"At least I carpe’d that one diem."
Back when they were nine, Q and his neighbour Margo Roth Spiegelman found a dead body. But by the time they reach their last term at high school, they’ve grown apart. Until the night Margo shows up at Q’s window, takes him on a wild ride around town to get revenge on their enemies, then breaks into SeaWorld. Could this be the rebirth of a beautiful friendship?
It would seem not – because next morning, Margo is gone. After a few days, Q’s left to face the truth – she’s not coming back. And then he finds a clue to her whereabouts – can he track her down, or is he becoming obsessed?
I loved Green’s Looking For Alaska so much that I couldn’t quite bring myself to review it, so terrified was I of spoiling something – but this is better. Q is a fantastic main character, the enigmatic Margo is wonderful, and the supporting cast are really strongly written. As well as that, though, Green captures the atmosphere of the crazy last few weeks of high-school, with an almost-nostalgia setting in as students see each other for the last few times, perfectly. Then, of course, there’s his writing style. I sometimes jot down lines from a book I’m particularly impressed by in a small notepad I keep in my pocket.
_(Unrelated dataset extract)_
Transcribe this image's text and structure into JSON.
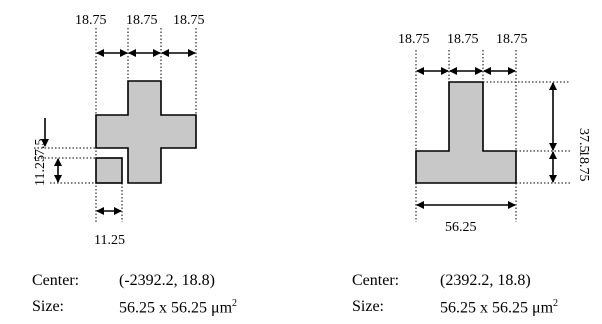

When reading this one, I’d have needed about six pads (and a bigger pocket.) For example, Radar’s speech to Q after Q whines about Ben is stunning – it’s brilliant dialogue precisely because it feels so real, perfectly capturing the frustration Radar feels but also reminding Q why the group of them are friends.
Virtually every page contains at least one fabulous quote, and I’m struggling to think of any other author who can shift the mood of a book from melancholy to hilarious (or vice versa) so quickly without missing a beat. Oh, and to cap it all, it has one of the most perfects endings I’ve ever read.
Absolutely massive recommendation, definitely one of the best books I’ve read this year.